Köln - Im Streit zwischen ARD-Entertainer Harald Schmidt und einem früheren Geschäftspartner ist vor dem Kölner Landgericht eine gütliche Einigung zunächst gescheitert.

Harald Schmidt

Harald Schmidtwurde von seinem Ex-Geschäftspartner verklagt.

Der Kläger wirft Schmidt eine Verletzung des Gesellschaftervertrags der Produktionsfirma Bonito TV vor.

Mit ihr hatte Schmidt, der heute für die ARD arbeitet, früher seine Show für Sat.1 produziert. Der Kläger steht auf dem Standpunkt, der Gesellschaftervertrag schließe anderweitige Engagements von Schmidt aus. Schmidt argumentiert dagegen, die Vertragsklausel sei bereits 2002 aufgehoben worden.

Schmidt erschien selbst nicht vor Gericht, sondern ließ sich von einer Bevollmächtigten vertreten. In dem Verfahren wirft der Kläger Schmidt Vertragsverletzung vor und lehnte am Montag eine Vergleichszahlung von 10 000 Euro ab. Er zweifelte die Echtheit der Unterschrift Schmidts an, mit der die Vertragsklausel aufgehoben wurde. Außerdem verlangte er für Bonito 459 000 Euro Schadenersatz.

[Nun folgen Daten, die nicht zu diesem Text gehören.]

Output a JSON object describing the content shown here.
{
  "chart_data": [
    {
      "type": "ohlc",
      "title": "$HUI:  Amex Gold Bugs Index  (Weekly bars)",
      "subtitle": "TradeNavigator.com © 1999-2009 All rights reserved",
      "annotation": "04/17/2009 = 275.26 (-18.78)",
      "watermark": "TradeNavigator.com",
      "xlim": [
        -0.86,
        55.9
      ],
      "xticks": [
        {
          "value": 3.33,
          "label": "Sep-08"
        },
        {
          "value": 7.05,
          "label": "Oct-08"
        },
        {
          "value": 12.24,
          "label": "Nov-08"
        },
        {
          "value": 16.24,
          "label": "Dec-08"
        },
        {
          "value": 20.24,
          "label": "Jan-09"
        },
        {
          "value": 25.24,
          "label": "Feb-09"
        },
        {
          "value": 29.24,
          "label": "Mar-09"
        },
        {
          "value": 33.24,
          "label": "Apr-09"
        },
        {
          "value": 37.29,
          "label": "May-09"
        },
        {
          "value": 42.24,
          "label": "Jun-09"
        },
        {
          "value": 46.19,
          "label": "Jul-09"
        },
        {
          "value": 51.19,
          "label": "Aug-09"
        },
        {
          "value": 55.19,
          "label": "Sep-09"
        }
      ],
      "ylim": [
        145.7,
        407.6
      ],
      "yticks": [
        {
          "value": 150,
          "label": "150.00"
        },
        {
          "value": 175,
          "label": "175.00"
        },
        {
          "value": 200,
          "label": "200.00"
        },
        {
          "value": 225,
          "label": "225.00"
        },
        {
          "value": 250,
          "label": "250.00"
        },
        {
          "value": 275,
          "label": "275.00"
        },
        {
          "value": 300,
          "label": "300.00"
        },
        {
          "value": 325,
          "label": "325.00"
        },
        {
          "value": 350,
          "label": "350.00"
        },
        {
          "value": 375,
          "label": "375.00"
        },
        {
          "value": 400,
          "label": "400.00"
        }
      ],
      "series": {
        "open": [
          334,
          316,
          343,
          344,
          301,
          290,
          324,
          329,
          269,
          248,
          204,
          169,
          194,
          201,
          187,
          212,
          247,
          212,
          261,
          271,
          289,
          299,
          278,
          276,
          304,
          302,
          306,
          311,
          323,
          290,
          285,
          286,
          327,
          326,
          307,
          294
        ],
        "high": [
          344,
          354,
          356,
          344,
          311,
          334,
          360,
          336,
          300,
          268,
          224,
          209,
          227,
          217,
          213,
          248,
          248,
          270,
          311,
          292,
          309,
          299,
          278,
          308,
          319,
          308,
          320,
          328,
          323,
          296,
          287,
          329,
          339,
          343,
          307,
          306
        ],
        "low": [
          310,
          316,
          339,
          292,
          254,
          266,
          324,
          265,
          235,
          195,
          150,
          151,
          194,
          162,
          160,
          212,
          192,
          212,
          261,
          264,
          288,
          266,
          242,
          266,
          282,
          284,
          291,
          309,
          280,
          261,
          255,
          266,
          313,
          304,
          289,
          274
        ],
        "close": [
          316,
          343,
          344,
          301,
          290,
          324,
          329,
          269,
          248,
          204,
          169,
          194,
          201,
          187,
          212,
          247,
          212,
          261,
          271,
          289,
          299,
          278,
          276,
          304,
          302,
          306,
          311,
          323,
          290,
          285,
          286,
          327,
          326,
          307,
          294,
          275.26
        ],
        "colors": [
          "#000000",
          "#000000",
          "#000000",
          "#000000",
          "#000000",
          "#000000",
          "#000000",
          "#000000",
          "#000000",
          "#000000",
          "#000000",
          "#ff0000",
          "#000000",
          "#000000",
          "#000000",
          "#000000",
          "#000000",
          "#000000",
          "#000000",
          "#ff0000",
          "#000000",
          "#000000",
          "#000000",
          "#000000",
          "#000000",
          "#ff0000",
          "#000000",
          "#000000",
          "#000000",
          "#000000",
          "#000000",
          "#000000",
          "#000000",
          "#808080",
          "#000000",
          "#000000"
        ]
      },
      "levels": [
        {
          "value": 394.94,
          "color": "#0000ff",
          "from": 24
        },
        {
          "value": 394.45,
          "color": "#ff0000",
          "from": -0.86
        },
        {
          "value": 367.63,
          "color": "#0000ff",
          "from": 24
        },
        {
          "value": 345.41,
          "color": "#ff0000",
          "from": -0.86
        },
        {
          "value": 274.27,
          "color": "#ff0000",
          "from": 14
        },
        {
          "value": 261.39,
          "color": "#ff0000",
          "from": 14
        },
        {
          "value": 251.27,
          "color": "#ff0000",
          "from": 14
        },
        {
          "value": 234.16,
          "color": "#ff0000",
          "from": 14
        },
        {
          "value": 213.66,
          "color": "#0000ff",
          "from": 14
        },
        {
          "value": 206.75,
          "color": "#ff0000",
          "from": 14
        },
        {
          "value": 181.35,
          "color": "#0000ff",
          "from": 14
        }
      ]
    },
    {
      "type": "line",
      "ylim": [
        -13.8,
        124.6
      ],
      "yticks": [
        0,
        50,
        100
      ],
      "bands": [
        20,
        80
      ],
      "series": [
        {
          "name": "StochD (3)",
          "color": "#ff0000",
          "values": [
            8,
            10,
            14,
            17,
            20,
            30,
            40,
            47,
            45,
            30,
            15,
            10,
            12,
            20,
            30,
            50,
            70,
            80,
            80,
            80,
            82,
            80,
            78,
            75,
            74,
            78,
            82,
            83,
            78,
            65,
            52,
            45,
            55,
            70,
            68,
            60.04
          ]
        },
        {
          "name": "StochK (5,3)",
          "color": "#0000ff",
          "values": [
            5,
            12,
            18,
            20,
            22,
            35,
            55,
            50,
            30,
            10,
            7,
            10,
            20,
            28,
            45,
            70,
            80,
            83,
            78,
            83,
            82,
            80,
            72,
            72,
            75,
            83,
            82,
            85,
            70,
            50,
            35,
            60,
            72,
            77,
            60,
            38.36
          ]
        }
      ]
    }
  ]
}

Sowohl Bonito als auch das Management von Harald Schmidt wollten sich am Montag vor der Presse nicht zum Verfahren äußern. Die ARD teilte mit, die beiden Sendetermine Schmidts im Ersten blieben wie geplant bestehen. Die juristische Auseinandersetzung mit seinem früheren Geschäftspartner sei allein Harald Schmidts Sache. Der nächste Termin vor Gericht steht Ende März an - wenn es nicht vorher zu einer gütlichen Einigung kommt.

dpa-infocom


http://rhein-zeitung.de/a/magazin/t/rzo127678.html
Montag, 14. Februar 2005, 16:12 © RZ-Online GmbH (NewsDesk)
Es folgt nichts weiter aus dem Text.